IHSG ditutup melemah 0,92% ke level 8.620, saham tambang masih panas

Ussindonesia.co.id , JAKARTA — Indeks Harga Saham Gabungan (IHSG) ditutup melemah 0,92% ke level 8.620,48 pada akhir perdagangan Kamis (11/12/2025). IHSG berbalik ke zona merah menjelang akhir perdagangan sesi I dan bertahan di teritori negatif di sepanjang sesi II.

Berdasarkan data RTI Infokom, IHSG mengalami pelemahan 0,92% atau 80,44 poin menjadi 8.620,48 pada Kamis (11/12/2025). IHSG dibuka pada level 8.764,09 dan sempat menyentuh level tertingginya 8.776,97. Sementara itu, level terendah berada di 8.560,10.

Sebanyak 201 sahammenguat, 500 saham melemah, dan 98 saham diperdagangkan stagnan. Kapitalisasi pasar di Bursa Efek Indonesia (BEI) tercatat sebesar Rp5.855,61 triliun.

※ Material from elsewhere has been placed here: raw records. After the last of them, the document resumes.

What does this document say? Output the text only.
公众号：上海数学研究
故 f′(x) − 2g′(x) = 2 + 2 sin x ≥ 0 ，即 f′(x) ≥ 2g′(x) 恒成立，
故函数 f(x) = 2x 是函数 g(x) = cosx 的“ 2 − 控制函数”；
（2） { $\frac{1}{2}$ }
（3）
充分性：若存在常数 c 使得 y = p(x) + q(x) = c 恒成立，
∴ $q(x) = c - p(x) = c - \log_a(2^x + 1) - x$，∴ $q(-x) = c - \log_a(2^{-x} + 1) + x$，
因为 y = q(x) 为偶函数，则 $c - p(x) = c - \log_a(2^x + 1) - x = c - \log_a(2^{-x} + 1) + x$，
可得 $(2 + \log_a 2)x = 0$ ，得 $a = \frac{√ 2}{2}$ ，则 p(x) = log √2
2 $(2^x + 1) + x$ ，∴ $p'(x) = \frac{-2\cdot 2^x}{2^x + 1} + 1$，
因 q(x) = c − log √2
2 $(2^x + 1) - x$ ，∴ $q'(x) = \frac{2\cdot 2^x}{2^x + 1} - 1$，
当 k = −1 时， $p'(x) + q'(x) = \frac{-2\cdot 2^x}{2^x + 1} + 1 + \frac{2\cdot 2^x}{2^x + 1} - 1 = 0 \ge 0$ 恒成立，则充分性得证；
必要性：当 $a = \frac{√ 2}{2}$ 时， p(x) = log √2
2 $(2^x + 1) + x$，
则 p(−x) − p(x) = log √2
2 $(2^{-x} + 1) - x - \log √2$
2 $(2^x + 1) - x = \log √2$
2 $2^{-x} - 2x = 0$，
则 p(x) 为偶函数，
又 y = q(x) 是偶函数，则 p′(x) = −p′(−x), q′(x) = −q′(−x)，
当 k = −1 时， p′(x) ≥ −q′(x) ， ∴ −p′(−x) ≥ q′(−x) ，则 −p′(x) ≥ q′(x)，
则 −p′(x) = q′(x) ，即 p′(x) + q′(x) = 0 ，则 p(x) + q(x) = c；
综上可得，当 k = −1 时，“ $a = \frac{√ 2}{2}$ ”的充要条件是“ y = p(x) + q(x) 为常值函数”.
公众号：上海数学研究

Saham-saham perbankan terpantau rontok seperti BMRI turun 0,40% menjadi Rp4.950, saham BBCA turun 0,93% menjadi Rp8.000, dan BBRI turun lebih dalam lagi 1,09% menjadi Rp3.620.

Sementara itu, saham tambang TINS menguat 1,32% menjadi Rp3.060 dan ENRG melaju 4,59% menjadi Rp1.480. Saham tambang milik konglomerat Happy Hapsoro yaitu RAJA juga menguat 1,17% menjadi Rp6.500.

: Rupiah Ditutup Menguat ke Level Rp16.676 per Dolar AS

Pengamat pasar modal sekaligus Founder Republik Investor Hendra Wardana menjelaskan dari sisi teknikal IHSG saat ini masih berada dalam fase konsolidasi menguat setelah reli panjang sebelumnya. Indeks masih bergerak di atas area support penting di kisaran 8.650–8.690, yang menjadi penentu keberlanjutan tren jangka pendek. 

“Selama level ini mampu dipertahankan, peluang penguatan lanjutan masih terbuka dengan resistance terdekat di area 8.720–8.745. Apabila IHSG mampu menembus resistance tersebut dengan dukungan volume yang solid, potensi breakout akan semakin menguat,” ujar Hendra, Kamis (11/12/2025).

Meski berpeluang menguat, dia melihat volatilitas masih akan cukup tinggi seiring pasar yang mencermati arah kebijakan moneter global dan proyeksi ekonomi Amerika Serikat ke depan. IHSG untuk hari ini diproyeksi bergerak cenderung sideways dengan bias menguat.

Hendra bilang, fokus investor tidak hanya tertuju pada besaran pemangkasan suku bunga, tetapi juga pada sinyal kebijakan lanjutan yang akan memengaruhi arus dana global ke pasar negara berkembang. 

“Di tengah kondisi tersebut, rotasi sektor dan pergerakan saham berkapitalisasi besar diperkirakan masih akan menjadi penggerak utama indeks, dengan pola transaksi yang tetap selektif,” tandasnya.

Disclaimer: berita ini tidak bertujuan mengajak membeli atau menjual saham. Keputusan investasi sepenuhnya ada di tangan pembaca. Bisnis.com tidak bertanggung jawab terhadap segala kerugian maupun keuntungan yang timbul dari keputusan investasi pembaca.